Aligning Marketing Activities to Business Goals
JOHN GOUGH
Video Transcript
When Element Three talks about alignment, we’re really talking about trying to answer the question, How does marketing serve your business?
And to answer that question, we really look at three different things. First, we look at your business model. How do you make money? Where are your cost centers? Who are your customer segments and what are the value propositions that you deliver to them? Everything that goes into understanding the business itself.
Then we’re going to ask questions about your strategy.

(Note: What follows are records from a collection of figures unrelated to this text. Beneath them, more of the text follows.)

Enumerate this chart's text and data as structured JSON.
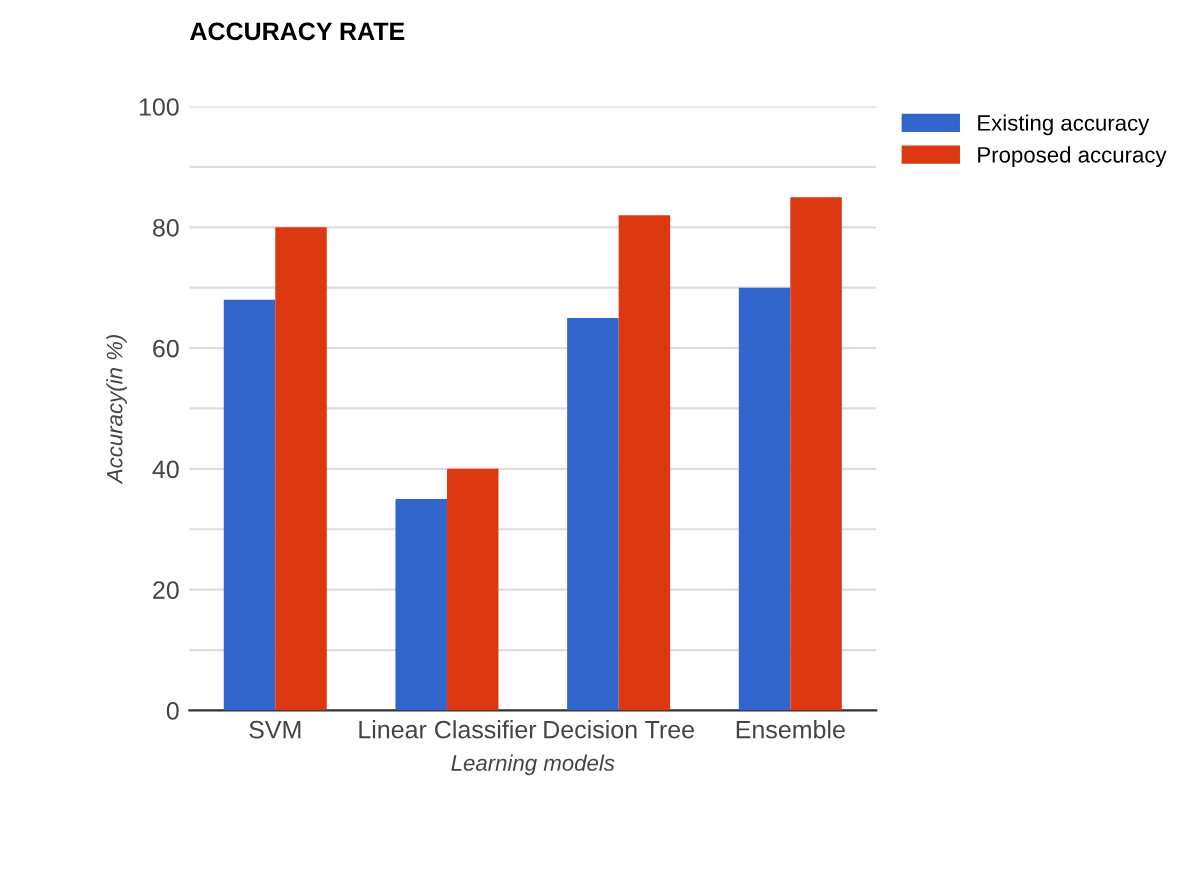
{
  "chart_data": {
    "type": "bar",
    "title": "ACCURACY RATE",
    "xlabel": "Learning models",
    "ylabel": "Accuracy(in %)",
    "categories": [
      "SVM",
      "Linear Classifier",
      "Decision Tree",
      "Ensemble"
    ],
    "series": [
      {
        "name": "Existing accuracy",
        "color": "#3366cc",
        "values": [
          68,
          35,
          65,
          70
        ]
      },
      {
        "name": "Proposed accuracy",
        "color": "#dc3912",
        "values": [
          80,
          40,
          82,
          85
        ]
      }
    ],
    "ylim": [
      0,
      100
    ],
    "yticks": [
      0,
      {
        "value": 10,
        "label": null
      },
      20,
      {
        "value": 30,
        "label": null
      },
      40,
      {
        "value": 50,
        "label": null
      },
      60,
      {
        "value": 70,
        "label": null
      },
      80,
      {
        "value": 90,
        "label": null
      },
      100
    ],
    "grid": "y",
    "legend": "top right"
  }
}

Within that business model, what is your approach to how you’re going to win in the marketplace? What makes you different or unique than your competitors? And then finally, we’re going to assess how mature your marketing and sales operations are. So we’ll look at pipeline metrics and we’ll look at assets and resources, and we’ll talk to your sales and marketing leaders about what their objectives are and what they think is going to be the way to attach performance from their departments into success for the business.
And it’s those three things. Your business model, your strategy for how you’re going to win, and your ability to perform in that strategy that will let us answer the question, How does marketing serve the business?
Giving marketing clear objectives for the work that they should be doing is essential for them to be able to go out and produce for you. But they can’t do it if they don’t understand how their objectives are connected back to your business strategy and how the business makes money in the first place.
Usually when business leaders come to us with questions like I don’t understand why my marketing team are doing the things that they’re doing right now, or the last time I tried to hire an agency, they went and did a bunch of activities and I didn’t see any business outcomes.The way we diagnose that problem is we look back at alignment between business objectives and marketing activities, and usually that’s where the breakdown has happened.
There’s not a clear understanding on the marketing team side about what the business is trying to do and how their activities should relate to those objectives. By bringing understanding and clarity into those two things, we can produce a lot better results from marketing for the business.